Party must embrace Mao spirit to survive, Xi Jinping quoted as saying
Party papers shed new light on leader's views about the importance of 'Great Helmsman'

President Xi Jinping has reiterated the close relationship between the party's survival and upholding Mao Zedong thought, according to newly released documents collected since the party's 18th congress in November 2012.
Xi has urged party members to embrace of the "spirit" of Mao - a guiding party doctrine including class struggle and constant revolution to ensure the party's survival - prompting analysts to say he might turn out as autocratic as the "Great Helmsman".
In a study course chaired by Xi on January 5 last year, on the topic of maintaining and developing China's special form of socialism, Xi stressed that an evaluation of Mao was "not just a theoretical issue, but a political question for China and the international community".
In the collection, published recently, Xi also cites Deng Xiaoping's affirmation of Mao's contribution to the party's development, saying China would fall into chaos if it "totally repudiates Mao thought".

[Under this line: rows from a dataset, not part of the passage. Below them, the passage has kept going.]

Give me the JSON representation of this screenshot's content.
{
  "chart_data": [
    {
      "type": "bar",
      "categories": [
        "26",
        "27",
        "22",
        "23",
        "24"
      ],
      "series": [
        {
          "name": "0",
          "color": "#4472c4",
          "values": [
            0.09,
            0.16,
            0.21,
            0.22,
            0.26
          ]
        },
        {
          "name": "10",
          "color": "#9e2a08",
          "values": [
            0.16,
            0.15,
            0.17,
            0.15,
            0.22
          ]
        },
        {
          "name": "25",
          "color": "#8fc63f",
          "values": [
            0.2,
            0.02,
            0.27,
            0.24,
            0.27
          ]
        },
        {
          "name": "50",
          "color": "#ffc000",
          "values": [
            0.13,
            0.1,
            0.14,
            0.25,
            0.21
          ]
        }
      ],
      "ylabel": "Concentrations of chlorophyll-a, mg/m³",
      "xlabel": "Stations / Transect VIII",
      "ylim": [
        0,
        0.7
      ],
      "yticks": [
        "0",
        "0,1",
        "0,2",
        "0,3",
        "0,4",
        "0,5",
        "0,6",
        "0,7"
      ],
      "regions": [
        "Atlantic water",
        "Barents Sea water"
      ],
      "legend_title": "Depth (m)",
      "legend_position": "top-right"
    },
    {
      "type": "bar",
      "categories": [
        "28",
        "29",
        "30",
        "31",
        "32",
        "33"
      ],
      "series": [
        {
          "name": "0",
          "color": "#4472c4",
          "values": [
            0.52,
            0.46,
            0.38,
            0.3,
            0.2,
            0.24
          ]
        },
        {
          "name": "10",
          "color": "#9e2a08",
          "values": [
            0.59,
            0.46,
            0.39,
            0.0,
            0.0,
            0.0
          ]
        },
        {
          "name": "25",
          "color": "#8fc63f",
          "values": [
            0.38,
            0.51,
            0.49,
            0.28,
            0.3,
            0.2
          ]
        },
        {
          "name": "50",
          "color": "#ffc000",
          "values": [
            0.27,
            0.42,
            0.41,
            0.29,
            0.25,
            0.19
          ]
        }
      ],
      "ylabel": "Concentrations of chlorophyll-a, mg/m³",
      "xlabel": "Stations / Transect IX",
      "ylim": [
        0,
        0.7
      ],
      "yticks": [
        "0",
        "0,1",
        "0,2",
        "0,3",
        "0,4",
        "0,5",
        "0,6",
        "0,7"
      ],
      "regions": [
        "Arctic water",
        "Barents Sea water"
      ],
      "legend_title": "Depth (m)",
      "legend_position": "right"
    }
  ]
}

"Just imagine how our party could be tenable if we abandoned [the spirit] of Comrade Mao Zedong. Our socialistic system ... the whole country would fall into chaos", the president was quoted as saying in one of the eight articles, which have been made public for the first time.
In his speech, according to the article, Xi also called on senior cadres to learn the lessons of the collapse of the former Soviet Union, one of the main ones being that "almost all party members [in the USSR] gave up their ideological thinking".
Hong Kong-based political commentator Johnny Lau Yui-siu said it was contradictory for Xi to promote Deng and Mao.